Mit Alice Springs erreichen wir das Zentrum Australiens. Doch was wir hier antreffen ist alles andere als erwartet. Während unserer Reise durch dieses Land schlummerte in uns immer leise die Hoffnung, nebst der reichhaltigen Natur, auch das spirituelle und kulturelle Australien erleben zu dürfen. Leider treffen wir auch hier, im Herzen des Landes, auf dasselbe elende Bild der Aboriginals, wie auch an vielen anderen Orten in Australien. Lungernde Aboriginals in den Parkanlangen, sehnlichst wartend, bis um 14.00 Uhr der "Bottle Shop" öffnet. Vergessen ist ihre Kultur, verloren zu sein scheint ihr Wissen und ihre ganze Hoffnung.
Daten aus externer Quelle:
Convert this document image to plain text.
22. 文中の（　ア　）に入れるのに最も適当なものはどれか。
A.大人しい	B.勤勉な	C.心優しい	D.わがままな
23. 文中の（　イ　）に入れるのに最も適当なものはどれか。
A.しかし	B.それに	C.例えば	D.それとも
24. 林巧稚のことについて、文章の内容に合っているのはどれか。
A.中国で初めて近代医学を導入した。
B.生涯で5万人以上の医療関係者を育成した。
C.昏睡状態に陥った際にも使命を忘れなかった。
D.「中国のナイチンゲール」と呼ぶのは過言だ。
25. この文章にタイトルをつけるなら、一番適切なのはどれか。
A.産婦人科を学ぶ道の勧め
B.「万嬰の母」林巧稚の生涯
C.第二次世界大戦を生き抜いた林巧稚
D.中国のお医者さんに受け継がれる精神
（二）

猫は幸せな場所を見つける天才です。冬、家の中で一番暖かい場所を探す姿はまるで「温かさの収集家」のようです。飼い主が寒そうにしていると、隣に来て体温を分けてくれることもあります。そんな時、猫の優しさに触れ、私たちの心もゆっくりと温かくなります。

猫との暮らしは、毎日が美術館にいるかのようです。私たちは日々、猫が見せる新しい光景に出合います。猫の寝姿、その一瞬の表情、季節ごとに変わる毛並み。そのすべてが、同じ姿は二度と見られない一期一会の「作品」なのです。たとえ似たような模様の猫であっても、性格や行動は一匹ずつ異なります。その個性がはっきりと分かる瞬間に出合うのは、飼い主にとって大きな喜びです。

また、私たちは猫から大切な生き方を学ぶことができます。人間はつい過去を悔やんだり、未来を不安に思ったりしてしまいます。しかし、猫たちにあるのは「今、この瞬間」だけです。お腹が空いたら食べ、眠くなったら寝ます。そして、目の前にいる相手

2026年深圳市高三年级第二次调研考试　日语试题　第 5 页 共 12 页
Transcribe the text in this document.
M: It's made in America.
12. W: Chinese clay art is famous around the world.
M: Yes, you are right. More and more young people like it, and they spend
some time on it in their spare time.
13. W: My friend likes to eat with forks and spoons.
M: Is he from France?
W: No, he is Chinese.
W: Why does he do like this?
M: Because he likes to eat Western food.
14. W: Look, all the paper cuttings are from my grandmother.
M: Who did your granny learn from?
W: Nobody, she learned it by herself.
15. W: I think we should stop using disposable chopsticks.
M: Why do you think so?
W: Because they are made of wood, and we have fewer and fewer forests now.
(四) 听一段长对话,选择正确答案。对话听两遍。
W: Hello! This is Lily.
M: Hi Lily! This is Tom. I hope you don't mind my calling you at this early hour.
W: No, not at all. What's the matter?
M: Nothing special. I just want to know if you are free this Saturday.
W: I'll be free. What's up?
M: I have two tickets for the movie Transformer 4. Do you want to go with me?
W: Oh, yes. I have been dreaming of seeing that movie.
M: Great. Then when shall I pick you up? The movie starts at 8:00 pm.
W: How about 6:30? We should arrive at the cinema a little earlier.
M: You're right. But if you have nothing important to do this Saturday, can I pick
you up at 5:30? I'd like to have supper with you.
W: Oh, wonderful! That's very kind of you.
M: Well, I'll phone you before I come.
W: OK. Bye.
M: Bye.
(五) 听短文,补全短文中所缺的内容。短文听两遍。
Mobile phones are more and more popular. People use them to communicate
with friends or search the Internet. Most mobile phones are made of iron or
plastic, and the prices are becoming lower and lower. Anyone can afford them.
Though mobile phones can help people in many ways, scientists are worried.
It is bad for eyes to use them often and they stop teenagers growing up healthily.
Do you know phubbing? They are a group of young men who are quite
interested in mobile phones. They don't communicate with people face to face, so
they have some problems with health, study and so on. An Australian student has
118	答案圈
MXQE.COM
Paradox scheint es uns hier, durch die Fussgängerzone zu wandern. Auf der einen Seite verkaufen Weisse in luxuriösen Galerien, die Kunstwerke der Aboriginals zu extrem hohen Preisen. Gleich gegenüber sitzen sie, die Aboriginals und somit die Macher der Kunst, lallend und betrunken im Park, desillusioniert und von der Gesellschaft ausgeschlossen. Sie sind die grossen Verlierer in der jungen Geschichte eines Landes, zusammengewürfelt aus aufstrebenden Pionieren, Goldsuchern, britischen Sträflingen, einfachen Farmern und zu guter Letzt, den schon seit Langem hier lebenden Aboriginals.

Unterwegs im Outback treffen wir ab und zu auf Aboriginals und kommen so ein wenig mit diesem Naturvolk in Kontakt, helfen bei Autopannen oder nehmen Leute im Nesito mit. Doch es ist für uns wirklich schwierig, mit diesen Menschen ein Gespräch zu führen. Sie wirken auf uns sehr verschlossen. Auch unsere Gespräche mit den Aussies über dieses Thema sind seltsam. Wir spüren, dass im Land ein starker Rassismus und die Politik des Wegsperrens und Ausschliessens herrscht. Der Weg der Wiedergutmachung wird noch ein Langer sein. Wir hoffen sehr, Australien wird sich bald der Wichtigkeit und des Berechtigungsstatus der Aboriginals bewusst, bevor dieses Naturvolk seine Wurzeln ganz verliert.

Beim Uluru angekommen, überrascht uns dieser rote Fels trotz allem mit einer unbeschreiblichen Magie. Wir sind wider erwarten beeindruckt und zum ersten Mal begreifen wir, warum die Aboriginals diesem Monolithen eine solche spirituelle Bedeutung zuschreiben.

Auf unserer letzten Etappe durch das Outback, von Uluru bis Fremantle in Westaustralien, erleben wir nochmals die Weite und Abgeschiedenheit der hier lebenden Menschen. 2'000 Kilometer später erreichen wir die Hafenstadt Fremantle, die für uns zu einer neuen, kleinen Heimat wird. Hier machen wir unseren Landy für die Weiterreise nach Afrika klar und verschiffen schliesslich Nesito Ende März 2011 nach Kapstadt, unserem nächsten Reiseziel. In Fremantle treffen wir auch zum letzten Mal auf unsere zweite Team-Hälfte, Anita und Roger. Wir werden die Beiden in Afrika wieder sehen.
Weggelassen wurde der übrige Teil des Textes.